There are links to my blog in other places on Ravelry such as a group, a list of projects for a pattern, or my projects. If you click on any of these, the stats will show one of those as the referring website and show nothing about your personal profile.
For anyone who has been navigating from a link or blogroll on their own blog site and who wants to stop leaving that information, you can bookmark my blog and use that to get here. You can also use an RSS feed reader, which is a convenient way to subscribe to content, though you lose some privacy to the company that supplies the reader.
I suppose a third party could click through from your blog or your Ravelry friends' blog activity, leaving misleading tracks. For that, I have no solutions.
Besides referring websites, the statistics function also spits out a report of what posts and pages were viewed and how many times they were viewed. I cannnot see who viewed what exactly. The stats draw no correlation between the referring websites or searches and the posts viewed. I have a hunch, though, that there's a strong link between searches for particular products and post views about those products in a particular time period. I can see stats for a day, a week, a month, or the rather grand "all time."

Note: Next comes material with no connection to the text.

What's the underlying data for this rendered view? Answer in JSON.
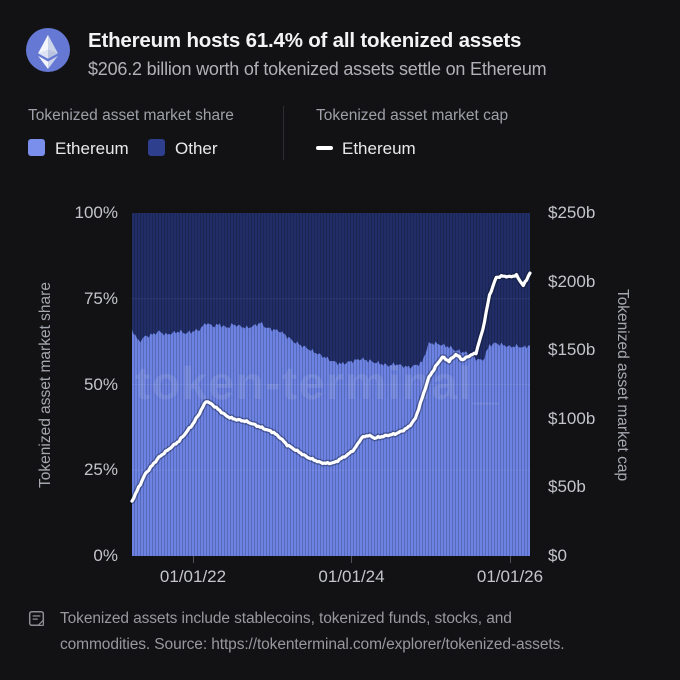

I am impressed how many blog hits have been initiated by people looking for information on specific spinning tools, manufacturers, and handspinning suppliers. There are about five sets of keywords that turn up regularly. I have no feedback on whether anyone actually finds my posts helpful. Some people use my blog as a quick directory to find a particular fiber arts supplier, and I trust they go on to use the websites and locations in the posts to get in touch with whoever they're looking for. I don't know how strong my posts are for product reviews. This blog is about my personal progress as a handspinner, and I write about a tool because I've come across it in my peregrinations so the mention of handspinning tools is incidental and not in any way comprehensive or systematic. I understand, though, why visitors come for information on products.
People come to Web sites trying to get a job done or a question answered.